Discover the Versatility of Coconut
Coconut is the fruit of the coconut palm (Cocos nucifera). Coconuts have been grown in tropical regions for more than 4,500 years. Unlike their name suggests, coconuts aren’t nuts. They form part of the drupe family, which are fruits consisting of a fleshy external part with a pit and seed inside. Drupes have three layers: the outer layer, a fleshy middle layer, and a hard layer surrounding the seed.
Recently, coconut has received a lot of publicity as a super-healthy food, but much of the information is not supported by science. A variety of coconut-derived products add flavor to food—from coconut oil to coconut flour and coconut milk. But can a food so high in calories and rich in saturated fat be healthy?
Coconut Oil and Coconut Butter
Coconut oil is simply extracted from the coconut meat, while coconut butter is made from coconut flesh ground into a spreadable paste.
Coconut oil is high in saturated fat and solid at room temperature. It is used in some packaged foods and for cooking and baking. Cook with coconut oil in dishes where you'll notice and appreciate the flavor, like curries, soups, and muffins.
Coconut butter is a rich and creamy product with a peanut butter-like texture. Unlike coconut oil, the butter actually contains the meat of the coconut, so it is more solid and white. It is a common ingredient in the Paleo Diet, and its uses include replacing other nut butter in baking, spreading on toast, melting and drizzling on desserts, or just eating it straight.
Coconut butter, also known as coconut manna, can be used as a vegan, dairy-free butter replacement, nut-free butter, and a base for desserts such as fudge and frosting.
Coconut Milk
Coconut milk is made from a brew of coconut meat and water. It is rich and thick, more like cream than milk. This plant-based milk has a delicious creamy taste and is great in smoothies, curries, soups, stews, desserts, etc. It’s very popular in Asian and Caribbean cuisine.
Coconut milk is a common replacement in recipes that traditionally call for cow’s milk. It’s also very popular among vegans and people with a dairy-free diet.
Coconut cream is the thick, creamy part of coconut milk that contains less water than coconut milk. It’s very suitable for desserts and in dishes requiring a rich consistency. You can also use it to make dairy-free whipped cream.
Condensed coconut milk is cooked coconut milk. The evaporation during the cooking process gives it a thick, creamy consistency.
Beyond the more traditional canned coconut milk, there is creamer for coffee, yogurt in various flavors, and coconut milk ice cream. While it may be a good option for vegans and those with lactose intolerance, the low protein content, and high fat make it a poor nutritional replacement for cow's milk.
Coconut Water
Coconut water is an alternative to sports drinks; the hydrating water has electrolytes, sodium, and magnesium to help post-workout recovery. Some brands have been found to have fewer benefits than listed on the cartons, so be sure to buy from a trusted source.
Coconut Flour
Coconut flour is gluten-free and made from de-fatted, dried, and ground coconut meat. The high fiber content is nutritionally beneficial but can sometimes make it difficult to bake with. Coconut flour is a great way to add coconut flavor to baked goods. Coconut flour is popular with special diets, like Paleo and Keto.
Coconut Meat
Once the outer green husk of the coconut is removed, what remains is the seed and its rich inner white lining, the coconut meat. It is a creamy and healthy snack with a bite. It can be used in granola, fruit salad, or by itself. Coconut meat is the base for many healthy coconut products, such as coconut milk, coconut oil, shredded coconut, coconut ice cream, coconut yogurt, coconut kefir, and coconut flour.

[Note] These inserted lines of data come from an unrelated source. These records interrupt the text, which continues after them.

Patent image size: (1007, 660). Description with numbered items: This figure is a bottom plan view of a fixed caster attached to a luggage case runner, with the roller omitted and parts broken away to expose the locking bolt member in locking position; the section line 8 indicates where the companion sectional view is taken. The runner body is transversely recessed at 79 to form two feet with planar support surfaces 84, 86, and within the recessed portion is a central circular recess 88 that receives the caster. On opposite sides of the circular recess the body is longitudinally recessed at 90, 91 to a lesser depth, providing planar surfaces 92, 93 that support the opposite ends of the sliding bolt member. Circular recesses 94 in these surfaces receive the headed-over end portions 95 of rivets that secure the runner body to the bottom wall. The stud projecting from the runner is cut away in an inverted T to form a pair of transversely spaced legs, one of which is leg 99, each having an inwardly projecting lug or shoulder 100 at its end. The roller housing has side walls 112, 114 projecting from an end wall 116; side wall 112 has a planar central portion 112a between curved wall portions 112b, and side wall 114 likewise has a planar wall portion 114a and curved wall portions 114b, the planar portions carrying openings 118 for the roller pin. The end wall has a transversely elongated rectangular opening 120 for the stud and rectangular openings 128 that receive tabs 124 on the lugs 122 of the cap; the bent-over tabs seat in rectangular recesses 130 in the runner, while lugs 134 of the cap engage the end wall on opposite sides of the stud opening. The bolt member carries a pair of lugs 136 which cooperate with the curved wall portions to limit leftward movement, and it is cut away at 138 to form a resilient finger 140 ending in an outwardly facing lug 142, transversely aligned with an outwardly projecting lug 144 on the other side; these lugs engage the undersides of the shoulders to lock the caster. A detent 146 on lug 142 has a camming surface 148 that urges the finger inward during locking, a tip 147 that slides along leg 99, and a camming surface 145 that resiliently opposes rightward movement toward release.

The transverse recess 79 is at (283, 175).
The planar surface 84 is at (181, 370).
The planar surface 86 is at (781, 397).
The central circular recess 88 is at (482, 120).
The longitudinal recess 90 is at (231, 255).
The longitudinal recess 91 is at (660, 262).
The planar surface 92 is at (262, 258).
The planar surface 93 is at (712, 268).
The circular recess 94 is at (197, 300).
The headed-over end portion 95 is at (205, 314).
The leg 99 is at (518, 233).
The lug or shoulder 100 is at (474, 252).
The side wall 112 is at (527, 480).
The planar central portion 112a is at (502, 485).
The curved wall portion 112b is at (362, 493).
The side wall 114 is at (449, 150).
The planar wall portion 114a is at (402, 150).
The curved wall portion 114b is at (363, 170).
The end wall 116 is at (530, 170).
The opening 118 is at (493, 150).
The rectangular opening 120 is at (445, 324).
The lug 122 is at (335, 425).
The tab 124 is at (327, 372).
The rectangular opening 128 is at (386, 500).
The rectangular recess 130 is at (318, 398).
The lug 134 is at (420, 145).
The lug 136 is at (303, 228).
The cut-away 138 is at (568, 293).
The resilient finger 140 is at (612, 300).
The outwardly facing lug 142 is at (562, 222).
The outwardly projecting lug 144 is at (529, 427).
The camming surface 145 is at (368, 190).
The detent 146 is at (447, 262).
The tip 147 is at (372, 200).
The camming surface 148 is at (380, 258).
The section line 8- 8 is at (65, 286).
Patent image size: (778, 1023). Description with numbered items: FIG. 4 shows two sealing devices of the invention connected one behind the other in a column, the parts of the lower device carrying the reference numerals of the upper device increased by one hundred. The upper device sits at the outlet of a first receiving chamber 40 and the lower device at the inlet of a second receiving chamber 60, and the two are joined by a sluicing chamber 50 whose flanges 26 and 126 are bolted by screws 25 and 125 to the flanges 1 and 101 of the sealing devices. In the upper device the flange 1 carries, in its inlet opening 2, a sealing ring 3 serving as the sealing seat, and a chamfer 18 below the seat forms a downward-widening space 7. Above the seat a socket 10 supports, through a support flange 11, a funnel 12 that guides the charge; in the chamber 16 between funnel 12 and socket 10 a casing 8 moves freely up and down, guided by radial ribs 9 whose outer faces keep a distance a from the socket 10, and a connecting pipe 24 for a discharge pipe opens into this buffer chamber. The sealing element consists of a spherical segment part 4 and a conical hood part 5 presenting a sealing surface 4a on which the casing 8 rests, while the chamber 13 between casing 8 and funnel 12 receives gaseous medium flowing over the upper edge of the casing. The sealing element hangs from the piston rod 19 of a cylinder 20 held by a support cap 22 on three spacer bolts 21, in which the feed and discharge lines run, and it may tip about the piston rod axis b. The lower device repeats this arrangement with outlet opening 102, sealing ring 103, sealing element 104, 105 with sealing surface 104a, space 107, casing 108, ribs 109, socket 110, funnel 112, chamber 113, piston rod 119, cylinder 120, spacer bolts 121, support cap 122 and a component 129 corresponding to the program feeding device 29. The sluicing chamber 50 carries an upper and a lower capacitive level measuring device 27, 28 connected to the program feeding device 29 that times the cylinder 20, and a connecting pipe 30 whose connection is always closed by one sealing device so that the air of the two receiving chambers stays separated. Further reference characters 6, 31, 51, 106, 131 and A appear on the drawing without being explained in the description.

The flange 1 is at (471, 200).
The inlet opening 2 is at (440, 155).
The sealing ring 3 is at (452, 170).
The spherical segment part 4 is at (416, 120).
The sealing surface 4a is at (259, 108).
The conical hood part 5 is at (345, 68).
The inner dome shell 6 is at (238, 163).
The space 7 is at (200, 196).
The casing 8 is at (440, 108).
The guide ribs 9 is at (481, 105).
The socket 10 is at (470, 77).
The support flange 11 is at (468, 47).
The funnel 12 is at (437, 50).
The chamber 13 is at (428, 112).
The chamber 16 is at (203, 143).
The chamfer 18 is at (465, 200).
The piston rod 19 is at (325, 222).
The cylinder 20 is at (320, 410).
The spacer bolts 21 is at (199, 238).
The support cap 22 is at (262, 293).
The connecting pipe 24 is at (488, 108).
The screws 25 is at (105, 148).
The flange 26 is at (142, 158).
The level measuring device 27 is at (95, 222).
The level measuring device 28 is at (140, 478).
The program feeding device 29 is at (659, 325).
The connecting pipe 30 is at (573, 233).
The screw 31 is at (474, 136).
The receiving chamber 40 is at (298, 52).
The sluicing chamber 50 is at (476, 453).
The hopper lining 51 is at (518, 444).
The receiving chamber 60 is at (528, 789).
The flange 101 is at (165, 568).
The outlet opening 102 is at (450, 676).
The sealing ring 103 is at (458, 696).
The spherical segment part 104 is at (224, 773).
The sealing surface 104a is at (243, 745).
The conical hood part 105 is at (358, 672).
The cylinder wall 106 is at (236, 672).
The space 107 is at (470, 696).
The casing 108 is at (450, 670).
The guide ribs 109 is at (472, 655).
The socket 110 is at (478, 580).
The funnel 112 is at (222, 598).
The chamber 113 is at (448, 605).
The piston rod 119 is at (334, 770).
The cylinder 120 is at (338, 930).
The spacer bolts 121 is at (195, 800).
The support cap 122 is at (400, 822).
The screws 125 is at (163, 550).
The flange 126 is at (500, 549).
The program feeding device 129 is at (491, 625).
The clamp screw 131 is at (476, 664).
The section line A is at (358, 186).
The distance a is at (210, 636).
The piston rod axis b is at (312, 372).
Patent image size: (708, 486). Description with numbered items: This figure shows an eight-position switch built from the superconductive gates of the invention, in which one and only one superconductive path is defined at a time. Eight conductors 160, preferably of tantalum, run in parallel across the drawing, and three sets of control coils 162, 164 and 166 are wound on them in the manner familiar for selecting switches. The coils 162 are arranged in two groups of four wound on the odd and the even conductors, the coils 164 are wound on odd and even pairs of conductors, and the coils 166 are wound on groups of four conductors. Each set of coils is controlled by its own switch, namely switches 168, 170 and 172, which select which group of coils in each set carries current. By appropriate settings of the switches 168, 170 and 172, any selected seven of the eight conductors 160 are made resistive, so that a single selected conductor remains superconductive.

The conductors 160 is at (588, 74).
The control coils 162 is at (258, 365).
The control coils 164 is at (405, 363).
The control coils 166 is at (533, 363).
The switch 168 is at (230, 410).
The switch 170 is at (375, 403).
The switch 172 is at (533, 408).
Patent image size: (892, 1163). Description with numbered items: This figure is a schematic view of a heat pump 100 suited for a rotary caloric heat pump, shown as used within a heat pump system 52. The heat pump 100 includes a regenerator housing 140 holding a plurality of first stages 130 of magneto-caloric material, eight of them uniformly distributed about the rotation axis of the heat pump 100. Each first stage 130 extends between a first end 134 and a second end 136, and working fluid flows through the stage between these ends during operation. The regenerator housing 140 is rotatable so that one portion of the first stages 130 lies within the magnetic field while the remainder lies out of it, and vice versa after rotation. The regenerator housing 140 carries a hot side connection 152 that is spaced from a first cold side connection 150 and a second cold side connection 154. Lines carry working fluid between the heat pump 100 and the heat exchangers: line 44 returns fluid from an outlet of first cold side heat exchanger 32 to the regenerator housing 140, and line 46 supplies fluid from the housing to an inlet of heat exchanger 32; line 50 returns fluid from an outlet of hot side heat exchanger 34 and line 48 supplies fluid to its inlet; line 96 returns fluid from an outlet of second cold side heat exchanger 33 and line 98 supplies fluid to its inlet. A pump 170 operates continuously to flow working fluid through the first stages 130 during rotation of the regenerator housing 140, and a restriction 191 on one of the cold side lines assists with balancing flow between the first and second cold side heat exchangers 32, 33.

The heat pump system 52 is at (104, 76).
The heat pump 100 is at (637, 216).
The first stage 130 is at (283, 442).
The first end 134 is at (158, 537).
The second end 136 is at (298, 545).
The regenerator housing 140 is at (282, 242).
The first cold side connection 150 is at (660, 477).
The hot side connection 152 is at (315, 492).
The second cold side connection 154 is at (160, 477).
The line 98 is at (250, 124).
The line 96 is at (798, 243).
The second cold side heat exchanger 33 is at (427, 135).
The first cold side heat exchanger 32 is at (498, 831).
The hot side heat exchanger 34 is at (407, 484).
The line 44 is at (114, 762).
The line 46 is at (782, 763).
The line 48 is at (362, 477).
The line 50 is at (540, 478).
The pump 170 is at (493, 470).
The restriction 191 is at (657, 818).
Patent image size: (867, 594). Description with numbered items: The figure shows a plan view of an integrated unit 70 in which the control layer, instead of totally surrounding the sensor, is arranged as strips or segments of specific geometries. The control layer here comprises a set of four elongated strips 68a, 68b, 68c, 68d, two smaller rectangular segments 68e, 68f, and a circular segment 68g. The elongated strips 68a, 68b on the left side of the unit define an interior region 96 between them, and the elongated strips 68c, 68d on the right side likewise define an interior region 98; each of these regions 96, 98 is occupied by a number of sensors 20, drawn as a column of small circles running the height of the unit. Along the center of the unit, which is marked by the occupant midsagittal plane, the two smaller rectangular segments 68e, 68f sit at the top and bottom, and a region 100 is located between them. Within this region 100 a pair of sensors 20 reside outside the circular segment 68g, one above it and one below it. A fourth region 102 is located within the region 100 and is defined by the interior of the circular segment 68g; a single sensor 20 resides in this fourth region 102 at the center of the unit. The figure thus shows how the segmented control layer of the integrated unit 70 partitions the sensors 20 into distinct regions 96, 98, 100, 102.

Dried Shredded Coconut / Unsweetened Coconut Flakes
This dehydrated coconut meat is typically used in desserts, baking, and fruit salads. Coconut flakes are a tasty, healthy snack on their own or combined with nuts, seeds, and other fruit. You can buy them as flakes and chips. Prepackaged dried flaked coconut or shredded coconut is the most convenient for cooking or baking. Choose unsweetened dried shredded coconut or coconut flakes over-sweetened dried coconut, which has 2 teaspoons of added sugar per ounce.
Coconut Sugar is made from the sap of the coconut flower rather than the coconut itself. Compared to granulated sugar, it has a darker color and deeper flavor, and some versions come with added flavors. Coconut sugar has a rich taste with a hint of caramel. It’s not to be confused with palm sugar. Nutritionally, it's very similar to granulated and can be substituted 1-for-1 in baking or other cooking.